To understand why this matters, it helps to go back to what Meta has been through. The company’s last major model release before its current run was Llama 4, and that launch turned into one of the messier moments in Meta’s AI history. Former Meta Chief Scientist Yann LeCun later admitted that the team had fudged the Llama 4 benchmarks “a little bit,” mixing different versions of the model to hit better numbers on different tests. Zuckerberg was reportedly furious once this came out, and effectively sidelined the GenAI organization responsible. Meta acquired Scale AI soon after, installed its CEO Alexandr Wang to lead a rebuilt AI effort, and laid off hundreds of engineers along the way. The company also quietly walked back its open-source commitments, a year after Zuckerberg had written an entire essay on why open-sourcing AI was the right long-term bet.

What’s followed since is Wang’s Meta Superintelligence Labs putting out a steady run of releases meant to close that gap. The lab put out its first model, Muse Spark, in April, and this week it’s followed that up with Muse Image and Muse Video, and now Muse Spark 1.1. Meta says Muse Spark 1.1 is a significant jump over the original model, with the biggest gains coming in tool use, computer use, coding, and how it handles images and video together. It can manage a context window of a million tokens on its own, deciding what to hold onto, what to pull back up, and what to compress as a session runs long, which Meta is positioning as core to how the model handles agentic tasks: acting as a main agent that plans out work and hands pieces of it off to subagents running in parallel.

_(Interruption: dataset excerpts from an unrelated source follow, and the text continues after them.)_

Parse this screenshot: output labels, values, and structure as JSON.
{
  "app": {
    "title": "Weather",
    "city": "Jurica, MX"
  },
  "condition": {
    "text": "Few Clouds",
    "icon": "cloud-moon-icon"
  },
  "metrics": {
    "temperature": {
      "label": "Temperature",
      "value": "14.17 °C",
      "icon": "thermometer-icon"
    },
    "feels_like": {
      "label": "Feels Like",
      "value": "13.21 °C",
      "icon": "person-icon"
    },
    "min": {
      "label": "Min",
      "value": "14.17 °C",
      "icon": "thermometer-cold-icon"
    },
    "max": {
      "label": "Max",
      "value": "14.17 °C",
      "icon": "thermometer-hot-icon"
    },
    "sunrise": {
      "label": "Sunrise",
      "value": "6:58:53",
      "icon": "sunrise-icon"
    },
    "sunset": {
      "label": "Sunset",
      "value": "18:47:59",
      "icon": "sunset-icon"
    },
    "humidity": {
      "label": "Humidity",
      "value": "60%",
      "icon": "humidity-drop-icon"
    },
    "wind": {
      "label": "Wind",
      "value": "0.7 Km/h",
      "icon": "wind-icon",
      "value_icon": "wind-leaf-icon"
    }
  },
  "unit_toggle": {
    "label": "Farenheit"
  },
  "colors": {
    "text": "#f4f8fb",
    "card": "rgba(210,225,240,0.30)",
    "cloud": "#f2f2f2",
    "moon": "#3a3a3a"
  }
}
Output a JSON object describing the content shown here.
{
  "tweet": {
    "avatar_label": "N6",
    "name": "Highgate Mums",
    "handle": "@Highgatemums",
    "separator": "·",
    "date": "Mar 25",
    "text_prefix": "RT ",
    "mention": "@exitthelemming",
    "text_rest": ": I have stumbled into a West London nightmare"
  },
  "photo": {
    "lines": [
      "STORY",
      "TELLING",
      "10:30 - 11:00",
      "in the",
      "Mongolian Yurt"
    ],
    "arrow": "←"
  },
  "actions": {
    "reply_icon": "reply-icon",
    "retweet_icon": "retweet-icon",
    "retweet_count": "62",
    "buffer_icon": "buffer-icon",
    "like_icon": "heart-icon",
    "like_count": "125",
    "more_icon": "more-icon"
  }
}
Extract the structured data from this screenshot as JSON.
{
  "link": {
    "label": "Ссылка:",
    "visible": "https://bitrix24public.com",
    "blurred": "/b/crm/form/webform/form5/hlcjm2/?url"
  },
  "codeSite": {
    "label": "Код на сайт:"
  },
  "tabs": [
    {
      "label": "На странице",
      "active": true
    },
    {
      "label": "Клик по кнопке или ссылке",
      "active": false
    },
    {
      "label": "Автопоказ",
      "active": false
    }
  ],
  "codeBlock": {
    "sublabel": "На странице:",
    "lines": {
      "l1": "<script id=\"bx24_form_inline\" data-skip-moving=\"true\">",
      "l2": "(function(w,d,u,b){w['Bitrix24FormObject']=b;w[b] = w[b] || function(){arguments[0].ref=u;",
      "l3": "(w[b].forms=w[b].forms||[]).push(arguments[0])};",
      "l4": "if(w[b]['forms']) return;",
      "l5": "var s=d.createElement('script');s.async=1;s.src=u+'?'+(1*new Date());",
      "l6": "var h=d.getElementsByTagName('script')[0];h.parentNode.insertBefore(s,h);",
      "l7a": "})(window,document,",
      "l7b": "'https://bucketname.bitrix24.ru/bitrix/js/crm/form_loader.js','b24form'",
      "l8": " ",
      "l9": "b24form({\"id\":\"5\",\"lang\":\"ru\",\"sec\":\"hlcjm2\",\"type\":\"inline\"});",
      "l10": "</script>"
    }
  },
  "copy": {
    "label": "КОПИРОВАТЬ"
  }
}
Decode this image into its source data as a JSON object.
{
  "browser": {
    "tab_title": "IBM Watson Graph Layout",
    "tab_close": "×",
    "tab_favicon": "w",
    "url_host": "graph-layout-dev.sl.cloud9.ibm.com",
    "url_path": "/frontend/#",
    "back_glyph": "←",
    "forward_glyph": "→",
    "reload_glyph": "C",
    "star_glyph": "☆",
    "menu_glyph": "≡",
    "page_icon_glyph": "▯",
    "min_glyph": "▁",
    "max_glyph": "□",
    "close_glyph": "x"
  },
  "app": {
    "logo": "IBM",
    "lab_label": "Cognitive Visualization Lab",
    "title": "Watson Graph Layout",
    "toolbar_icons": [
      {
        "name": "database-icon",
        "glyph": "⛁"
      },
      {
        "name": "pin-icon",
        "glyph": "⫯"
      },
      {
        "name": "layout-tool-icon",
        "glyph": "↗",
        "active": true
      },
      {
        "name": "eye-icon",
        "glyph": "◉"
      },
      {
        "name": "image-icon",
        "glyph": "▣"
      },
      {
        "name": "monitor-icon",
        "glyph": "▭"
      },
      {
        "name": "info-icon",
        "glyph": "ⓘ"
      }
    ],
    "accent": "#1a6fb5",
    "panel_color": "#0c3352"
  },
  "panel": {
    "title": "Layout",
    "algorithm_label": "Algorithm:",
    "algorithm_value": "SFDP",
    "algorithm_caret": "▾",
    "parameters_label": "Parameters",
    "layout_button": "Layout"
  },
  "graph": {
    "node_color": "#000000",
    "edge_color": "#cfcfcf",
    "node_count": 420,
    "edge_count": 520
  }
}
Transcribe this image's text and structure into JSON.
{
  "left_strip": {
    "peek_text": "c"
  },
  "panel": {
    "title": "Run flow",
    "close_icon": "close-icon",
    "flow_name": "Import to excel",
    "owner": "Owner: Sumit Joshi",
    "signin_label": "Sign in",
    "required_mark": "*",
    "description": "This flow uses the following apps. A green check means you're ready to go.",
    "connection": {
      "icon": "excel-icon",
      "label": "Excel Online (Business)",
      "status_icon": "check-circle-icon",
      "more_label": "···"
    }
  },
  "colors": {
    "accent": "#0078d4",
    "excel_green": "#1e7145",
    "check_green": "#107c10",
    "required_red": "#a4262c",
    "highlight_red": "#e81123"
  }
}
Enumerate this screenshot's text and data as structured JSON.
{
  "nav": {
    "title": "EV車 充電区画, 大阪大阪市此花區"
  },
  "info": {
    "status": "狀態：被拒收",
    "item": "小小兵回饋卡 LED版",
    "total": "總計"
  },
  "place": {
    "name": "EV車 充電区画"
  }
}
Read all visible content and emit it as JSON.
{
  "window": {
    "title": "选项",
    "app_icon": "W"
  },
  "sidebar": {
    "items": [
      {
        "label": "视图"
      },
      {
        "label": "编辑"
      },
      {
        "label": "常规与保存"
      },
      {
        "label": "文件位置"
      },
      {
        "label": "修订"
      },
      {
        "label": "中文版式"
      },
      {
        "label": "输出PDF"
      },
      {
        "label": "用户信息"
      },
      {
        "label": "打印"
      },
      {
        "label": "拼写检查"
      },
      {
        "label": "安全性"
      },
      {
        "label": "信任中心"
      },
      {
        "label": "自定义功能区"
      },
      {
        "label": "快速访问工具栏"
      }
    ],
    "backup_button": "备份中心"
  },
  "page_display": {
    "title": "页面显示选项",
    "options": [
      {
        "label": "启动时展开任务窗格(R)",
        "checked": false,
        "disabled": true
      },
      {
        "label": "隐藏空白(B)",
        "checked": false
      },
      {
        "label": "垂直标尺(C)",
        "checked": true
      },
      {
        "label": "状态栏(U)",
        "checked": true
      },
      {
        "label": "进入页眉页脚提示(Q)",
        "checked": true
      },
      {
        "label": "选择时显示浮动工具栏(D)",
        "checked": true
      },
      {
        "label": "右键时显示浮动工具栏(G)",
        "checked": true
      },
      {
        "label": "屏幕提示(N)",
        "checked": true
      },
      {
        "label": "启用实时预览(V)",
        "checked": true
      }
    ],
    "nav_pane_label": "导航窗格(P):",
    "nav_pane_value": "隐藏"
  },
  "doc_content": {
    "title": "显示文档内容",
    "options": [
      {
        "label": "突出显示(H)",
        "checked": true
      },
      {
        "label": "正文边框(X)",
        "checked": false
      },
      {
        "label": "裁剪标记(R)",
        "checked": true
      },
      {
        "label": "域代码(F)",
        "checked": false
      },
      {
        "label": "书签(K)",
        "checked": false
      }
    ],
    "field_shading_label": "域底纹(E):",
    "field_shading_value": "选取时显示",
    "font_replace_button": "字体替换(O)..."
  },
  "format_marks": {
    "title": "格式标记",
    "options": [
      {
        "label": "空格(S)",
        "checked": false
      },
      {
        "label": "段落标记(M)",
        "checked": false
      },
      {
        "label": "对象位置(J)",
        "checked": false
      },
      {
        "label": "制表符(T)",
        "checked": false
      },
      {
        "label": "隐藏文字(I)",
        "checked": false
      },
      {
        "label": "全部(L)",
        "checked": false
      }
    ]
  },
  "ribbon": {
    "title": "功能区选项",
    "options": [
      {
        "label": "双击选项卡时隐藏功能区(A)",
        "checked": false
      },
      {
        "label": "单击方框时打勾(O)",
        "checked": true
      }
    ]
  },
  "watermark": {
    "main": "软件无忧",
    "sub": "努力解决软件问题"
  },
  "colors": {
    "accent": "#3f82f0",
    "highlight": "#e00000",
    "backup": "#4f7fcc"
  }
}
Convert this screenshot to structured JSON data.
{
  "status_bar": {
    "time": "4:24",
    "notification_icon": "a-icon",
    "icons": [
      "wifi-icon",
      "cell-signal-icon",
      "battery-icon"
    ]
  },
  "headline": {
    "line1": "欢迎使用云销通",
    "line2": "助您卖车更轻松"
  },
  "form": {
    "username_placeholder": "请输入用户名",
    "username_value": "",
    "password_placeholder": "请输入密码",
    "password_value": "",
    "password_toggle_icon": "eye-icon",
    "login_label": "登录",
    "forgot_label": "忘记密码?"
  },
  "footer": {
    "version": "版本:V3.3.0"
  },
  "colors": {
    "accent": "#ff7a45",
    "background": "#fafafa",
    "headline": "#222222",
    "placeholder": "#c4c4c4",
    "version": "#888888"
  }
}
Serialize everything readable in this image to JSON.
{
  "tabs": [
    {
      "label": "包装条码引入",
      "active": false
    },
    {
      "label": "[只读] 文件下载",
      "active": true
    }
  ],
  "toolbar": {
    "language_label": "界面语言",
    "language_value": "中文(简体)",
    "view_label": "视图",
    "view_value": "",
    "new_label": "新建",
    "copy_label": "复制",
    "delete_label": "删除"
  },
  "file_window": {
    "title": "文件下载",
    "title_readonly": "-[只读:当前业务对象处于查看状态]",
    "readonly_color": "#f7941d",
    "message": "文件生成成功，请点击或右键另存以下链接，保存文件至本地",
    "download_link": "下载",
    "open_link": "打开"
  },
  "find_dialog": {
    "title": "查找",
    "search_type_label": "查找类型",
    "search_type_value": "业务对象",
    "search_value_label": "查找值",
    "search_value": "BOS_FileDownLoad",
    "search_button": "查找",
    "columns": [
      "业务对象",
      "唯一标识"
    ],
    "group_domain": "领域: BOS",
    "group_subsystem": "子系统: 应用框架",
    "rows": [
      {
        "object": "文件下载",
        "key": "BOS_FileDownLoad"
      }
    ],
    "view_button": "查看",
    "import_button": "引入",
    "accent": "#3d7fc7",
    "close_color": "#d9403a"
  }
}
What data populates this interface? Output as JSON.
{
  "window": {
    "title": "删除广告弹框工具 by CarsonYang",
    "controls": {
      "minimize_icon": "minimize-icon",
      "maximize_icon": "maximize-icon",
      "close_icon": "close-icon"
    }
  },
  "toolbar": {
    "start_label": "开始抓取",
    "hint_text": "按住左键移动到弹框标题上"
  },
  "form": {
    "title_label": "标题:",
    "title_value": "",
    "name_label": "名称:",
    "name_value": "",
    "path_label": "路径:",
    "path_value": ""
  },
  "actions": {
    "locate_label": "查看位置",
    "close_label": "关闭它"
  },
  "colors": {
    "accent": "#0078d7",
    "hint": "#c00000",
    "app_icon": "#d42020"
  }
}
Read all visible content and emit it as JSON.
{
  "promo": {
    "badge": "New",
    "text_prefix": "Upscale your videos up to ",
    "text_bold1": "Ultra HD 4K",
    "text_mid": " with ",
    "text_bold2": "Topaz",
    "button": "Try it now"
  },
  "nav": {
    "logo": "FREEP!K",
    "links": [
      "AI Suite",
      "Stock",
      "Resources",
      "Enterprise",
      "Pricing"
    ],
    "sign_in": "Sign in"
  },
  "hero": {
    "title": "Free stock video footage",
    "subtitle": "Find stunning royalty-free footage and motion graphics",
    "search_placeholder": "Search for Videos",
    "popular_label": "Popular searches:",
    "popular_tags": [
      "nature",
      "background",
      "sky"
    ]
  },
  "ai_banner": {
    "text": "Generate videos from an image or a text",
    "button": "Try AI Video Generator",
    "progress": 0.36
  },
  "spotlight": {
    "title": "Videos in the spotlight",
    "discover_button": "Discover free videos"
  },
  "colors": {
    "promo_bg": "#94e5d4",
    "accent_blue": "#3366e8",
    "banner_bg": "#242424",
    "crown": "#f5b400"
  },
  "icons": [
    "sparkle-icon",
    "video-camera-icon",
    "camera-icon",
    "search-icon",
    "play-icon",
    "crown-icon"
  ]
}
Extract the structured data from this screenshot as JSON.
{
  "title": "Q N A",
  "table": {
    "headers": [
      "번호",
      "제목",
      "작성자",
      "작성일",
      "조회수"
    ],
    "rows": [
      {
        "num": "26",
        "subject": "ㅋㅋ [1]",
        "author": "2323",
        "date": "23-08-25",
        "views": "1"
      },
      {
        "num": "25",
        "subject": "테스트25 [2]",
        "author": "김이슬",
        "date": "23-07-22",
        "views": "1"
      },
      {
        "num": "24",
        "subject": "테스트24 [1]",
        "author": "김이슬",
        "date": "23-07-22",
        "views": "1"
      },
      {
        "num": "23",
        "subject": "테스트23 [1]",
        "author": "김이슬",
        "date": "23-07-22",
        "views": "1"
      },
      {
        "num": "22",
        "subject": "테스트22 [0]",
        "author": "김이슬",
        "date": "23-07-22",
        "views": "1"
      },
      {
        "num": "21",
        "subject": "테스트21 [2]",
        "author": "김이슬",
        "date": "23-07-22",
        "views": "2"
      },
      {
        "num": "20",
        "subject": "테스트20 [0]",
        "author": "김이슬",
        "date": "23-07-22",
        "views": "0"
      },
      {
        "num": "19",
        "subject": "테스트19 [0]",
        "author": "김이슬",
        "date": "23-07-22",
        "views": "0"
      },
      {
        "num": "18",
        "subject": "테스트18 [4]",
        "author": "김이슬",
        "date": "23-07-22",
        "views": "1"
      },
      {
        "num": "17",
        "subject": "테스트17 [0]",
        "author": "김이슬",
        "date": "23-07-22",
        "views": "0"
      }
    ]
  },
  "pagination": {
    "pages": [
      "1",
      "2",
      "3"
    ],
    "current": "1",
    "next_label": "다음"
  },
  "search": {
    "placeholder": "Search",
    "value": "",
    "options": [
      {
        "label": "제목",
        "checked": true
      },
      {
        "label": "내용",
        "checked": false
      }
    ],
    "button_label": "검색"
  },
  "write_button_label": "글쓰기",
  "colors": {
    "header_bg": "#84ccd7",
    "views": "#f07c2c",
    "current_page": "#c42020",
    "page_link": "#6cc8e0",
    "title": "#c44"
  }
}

The benchmark numbers back up a lot of that framing. On MCP Atlas, a test of scaled tool use, Muse Spark 1.1 scores 88.1, ahead of both Claude Opus 4.8 and GPT 5.5. On JobBench, a professional tool-use benchmark, it posts 54.7 against Opus 4.8’s 48.4 and GPT 5.5’s 38.3, which is the widest gap in the entire release. It also leads on Humanity’s Last Exam with tools and on Finance Agent v2. Coding is where the picture is closer to parity than dominance — Muse Spark 1.1 trails GPT 5.5 and Opus 4.8 on Terminal-Bench 2.1, SWE-Bench Pro, and DeepSWE 1.1, though it’s still a huge jump over the original Muse Spark’s numbers on the same tests. Where Meta makes its clearest case is cost. Plotted against price per task, Muse Spark 1.1 comes close to Opus 4.8’s ceiling on OSWorld 2.0 at a fraction of what it costs to run there.

Muse Spark 1.1 arrives two days after Meta rolled out Muse Image and Muse Video, its first media generation models from the same lab. Muse Image landed the No. 2 spot on Arena’s text-to-image leaderboard, behind only OpenAI’s GPT Image 2, and holds that same No. 2 position in single-image and multi-image editing. Muse Video came in at No. 3 on the text-to-video leaderboard, behind Google and ByteDance, with native audio generation built in as a differentiator most rivals don’t yet offer. Between the two releases, Meta has put out a genuinely competitive lineup within the span of a week, something that would’ve seemed unlikely even a few months ago.

None of this happened in isolation either. Meta’s rollout landed on the same day SpaceXAI and Cursor put out Grok 4.5 with its own claims against Opus 4.8 and GPT 5.5, which is a fair snapshot of how compressed the release calendar has gotten across every lab right now.

And that brings the story back to where Zuckerberg chose to post it. Meta has spent years trying to get people to have their public conversations on Threads instead of X, building out quote posts, trending topics, and all the other scaffolding that made X what it is. But when Zuckerberg had actual news to share, the kind of news he wanted developers, researchers and the AI press to see immediately, he posted it on X instead. Threads has audience. X still has the room where AI people are actually arguing, dunking, and paying attention in real time, and that’s the room Zuckerberg needed for this.